The Prime Minister makes it a point to frequently visit poll-bound states and launch mega-development projects
Prime Minister Narendra Modi’s decision to meet members of Parliament belonging to the National Democratic Alliance (NDA) and his suggestion to them to establish direct connectivity with the constituents and explain the various schemes of the government to them reflect a realisation among politicians that people have an inclination towards governments that care and that politics alone is not enough to win their votes and hearts.
The Indian politician’s disconnect with his voters is legendary. Those who airdrop themselves into their constituencies once every five years and fly back as members of legislatures are not a rare sight. They have their minions working at the grassroots pulling the levers and writing the equations so that the politician can remain in the corridors of power. This arrangement could, however, collapse once people with connect with the ground enter the field. Prime Minister Modi would want to obviate such a chance. Hence he wants his MPs to be super-salespersons of his government and its projects.

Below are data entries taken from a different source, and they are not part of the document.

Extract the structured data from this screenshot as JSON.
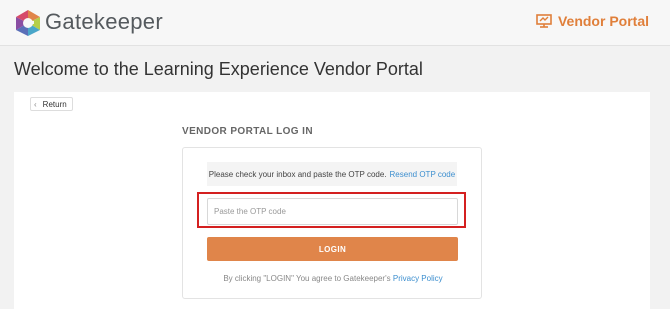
{
  "header": {
    "brand": "Gatekeeper",
    "portal_link": "Vendor Portal",
    "logo_icon": "gatekeeper-hexagon-logo",
    "portal_icon": "presentation-board-icon",
    "accent_color": "#e07f3a"
  },
  "page": {
    "title": "Welcome to the Learning Experience Vendor Portal",
    "return_label": "Return",
    "return_icon": "chevron-left-icon"
  },
  "login": {
    "heading": "VENDOR PORTAL LOG IN",
    "notice_text": "Please check your inbox and paste the OTP code.",
    "resend_link": "Resend OTP code",
    "otp_value": "",
    "otp_placeholder": "Paste the OTP code",
    "button_label": "LOGIN",
    "terms_text": "By clicking \"LOGIN\" You agree to Gatekeeper's",
    "privacy_link": "Privacy Policy"
  }
}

It appears that the recently-held election to the Karnataka Assembly has taught political parties many a lesson. The key takeaway from it is that people should be convinced that political parties have an idea about the real issues they face and that there are some solutions. The Prime Minister makes it a point to frequently visit poll-bound states and launch mega-development projects; Karnataka was no exception. But that, and even the exceptional use of religion and casteism, did not deliver the state to the BJP. On the other hand, the Congress’ promise of direct governmental aid to the downtrodden and weaker sections did earn them votes, and power. That lesson is not lost on Mr Modi.
It is a fact that governments come up with projects and programmes to support people in need but their chances of remaining in the field without doing the intended good to its potential beneficiaries are high. This is because of two reasons. One, given the poor access of an Indian villager to government information, it is highly likely that such schemes and their benefits would remain unknown to him. It is imperative that there is an easy accessible channel of information about such programmes. Information alone is not enough, for there is red tape. The intervention of a people’s representative could, however, untie or even cut the red tape and help him reach the right person. It will also ensure more transparency and accountability on the part of the bureaucracy when the legislator intervenes on behalf of the commoner.
The flipside, however, is that a salesperson can only do so much; the products need must be saleable. On his part, Mr Modi has successfully made people buy into his ideas and dreams even before he became Prime Minister. And he has repeated this performance. It would require some hard selling for him to be third-time lucky, and he knows it very well. Hence comes his advice to the NDA MPs.